Om een beeld te krijgen van de opdracht en de context zijn gesprekken gevoerd met betrokkenen en is een documentanalyse uitgevoerd. De gesprekken zijn gevoerd met betrokkenen vanuit het werkveld (coördinator, mentor) en vanuit de opleiding (docenten). Aanvullend zijn de volgende documenten bestudeerd: de ontwikkelgids ten behoeve van de invoering van de Bachelor Master (BAMA) structuur in de ‘School of Education’, de website van Windesheim en het projectplan ‘opleiden in de school’. De resultaten van de contextanalyse zijn gepresenteerd in onderstaande paragrafen.

In de paragraaf opleiden in de school worden de ontwikkelingen ten aanzien van opleiden in de school beschreven, daarna wordt een algemene beschrijving gegeven van het onderwijs op de Hogeschool Windesheim. Tot slot wordt ingegaan op de situatie van opleiden in de school bij de ‘School of Education’.

(11)

1.2.1 Opleiden in de School

Opleiden in de school is een begrip dat de afgelopen jaren in de belangstelling staat als het gaat om het opleiden van leraren. Binnen opleidingsscholen worden studenten opgeleid voor het beroep van leraar.

De Onderwijsraad (2005) geeft de volgende definitie:

Opleiden in de school is een opleidingstraject waarin een school een deel van de opleidingsfunctie voor zijn rekening neemt. Studenten volgen (een deel van) hun opleiding in de school. Het leren in de school voor een volledige bevoegdheid wordt gecombineerd met het betaald of onbetaald werken in de school.

Basisschool en lerarenopleiding geven samen inhoud aan de opleiding, ieder vanuit de eigen deskundigheid. Daarbij wordt gebruik gemaakt van specifieke expertise van de school om het opleiden dicht bij de praktijk te houden.
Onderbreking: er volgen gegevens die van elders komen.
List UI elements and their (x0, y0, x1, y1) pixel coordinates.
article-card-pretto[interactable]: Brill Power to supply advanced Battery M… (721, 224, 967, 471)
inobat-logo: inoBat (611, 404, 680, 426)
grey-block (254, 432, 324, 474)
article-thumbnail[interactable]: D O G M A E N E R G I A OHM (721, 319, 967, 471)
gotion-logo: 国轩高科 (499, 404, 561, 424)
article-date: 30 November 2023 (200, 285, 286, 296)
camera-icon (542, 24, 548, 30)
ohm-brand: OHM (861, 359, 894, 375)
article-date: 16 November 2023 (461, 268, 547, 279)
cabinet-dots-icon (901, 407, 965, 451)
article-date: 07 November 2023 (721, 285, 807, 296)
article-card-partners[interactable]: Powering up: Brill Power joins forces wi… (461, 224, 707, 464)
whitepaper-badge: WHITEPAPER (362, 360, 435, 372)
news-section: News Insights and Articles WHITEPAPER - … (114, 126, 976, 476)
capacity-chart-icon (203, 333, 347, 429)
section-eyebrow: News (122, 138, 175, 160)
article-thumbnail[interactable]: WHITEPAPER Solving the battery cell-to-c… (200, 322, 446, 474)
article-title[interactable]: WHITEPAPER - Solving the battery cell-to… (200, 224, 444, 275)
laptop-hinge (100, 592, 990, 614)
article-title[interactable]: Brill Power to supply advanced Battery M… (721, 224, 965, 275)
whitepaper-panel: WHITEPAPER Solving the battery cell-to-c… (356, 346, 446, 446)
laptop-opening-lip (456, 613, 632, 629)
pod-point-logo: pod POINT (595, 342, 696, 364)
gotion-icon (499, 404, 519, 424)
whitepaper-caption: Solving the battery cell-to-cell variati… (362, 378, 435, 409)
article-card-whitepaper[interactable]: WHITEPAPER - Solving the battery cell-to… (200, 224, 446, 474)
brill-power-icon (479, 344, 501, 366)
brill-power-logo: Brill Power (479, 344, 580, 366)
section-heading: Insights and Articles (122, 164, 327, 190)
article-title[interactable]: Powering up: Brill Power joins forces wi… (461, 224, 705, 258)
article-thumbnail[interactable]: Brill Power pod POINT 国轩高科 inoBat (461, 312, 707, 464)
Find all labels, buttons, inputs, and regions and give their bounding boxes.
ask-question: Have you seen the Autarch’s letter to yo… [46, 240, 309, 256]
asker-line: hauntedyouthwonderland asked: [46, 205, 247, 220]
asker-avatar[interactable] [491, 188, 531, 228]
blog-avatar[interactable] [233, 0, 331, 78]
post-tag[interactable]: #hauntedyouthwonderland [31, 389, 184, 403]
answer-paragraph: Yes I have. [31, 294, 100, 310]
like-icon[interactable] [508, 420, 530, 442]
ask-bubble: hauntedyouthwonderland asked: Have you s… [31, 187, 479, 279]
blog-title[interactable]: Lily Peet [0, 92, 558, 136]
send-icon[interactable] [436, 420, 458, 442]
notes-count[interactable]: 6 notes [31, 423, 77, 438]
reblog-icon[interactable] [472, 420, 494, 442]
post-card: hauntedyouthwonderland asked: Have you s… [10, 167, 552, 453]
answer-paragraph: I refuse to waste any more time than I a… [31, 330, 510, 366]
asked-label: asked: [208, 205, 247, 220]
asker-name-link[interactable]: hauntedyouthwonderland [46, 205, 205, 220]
De expertise van de opleiding is van belang om objectiviteit en verdieping te waarborgen in het leerproces van studenten (en leraren).

In Nederland is de ontwikkeling en aandacht voor het opleiden in de school vrij recent. Het concept van opleidingsscholen (professional development school - PDS) is begin jaren 90 in de Verenigde Staten ontwikkeld. In PDS werken school en opleiding nauw samen, niet alleen bij het opleiden van leraren, maar ook bij onderzoek en het verder vernieuwen en verbeteren van het onderwijs.

(Kallenberg, 2004). PDS is gebaseerd op toenemende aandacht van leren door reflectie op de praktijk en interactie tussen docenten over het onderwijs.

De doelstellingen van opleidingsscholen in Nederland zijn vergelijkbaar met PDS. De belangrijkste doelen van opleidingsscholen zijn (Kallenberg, 2004):

- het opleiden en professionaliseren van aankomende en zittende leraren en andere (aankomende) professionals in scholen en opleidingen;

- het verbeteren van het leren en de resultaten van de leerlingen in de basisschool;

- het ontwikkelen van voorbeeldpraktijken van goed onderwijs met het oog op het verspreiden ervan onder andere scholen en opleidingsinstituten;

- de gelijktijdige verbetering van school en opleiding;

- het realiseren van duurzaam, toegepast onderzoek ten behoeve van de professionele ontwikkeling van scholen en leraren.

Motieven

Opleiden in de school kan voor lerarenopleidingen, basisscholen en studenten een belangrijke meerwaarde hebben. Vanuit de opleiding betekent opleiden in de school een erkenning van de realiteit dat de school een belangrijke leerplek is voor de student. Men heeft de laatste decennia veel nieuwe kennis opgedaan over hoe mensen leren en zich ontwikkelen. Dit heeft geleid tot een verschuiving van de eisen aan het onderwijs: van kennis en vaardigheden naar competenties en zelfstandig leren. Er wordt gezocht naar nieuwe leerarrangementen waarin het schoolse leren nadrukkelijker wordt gecombineerd en afgewisseld met buitenschools leren (Kallenberg, 2004).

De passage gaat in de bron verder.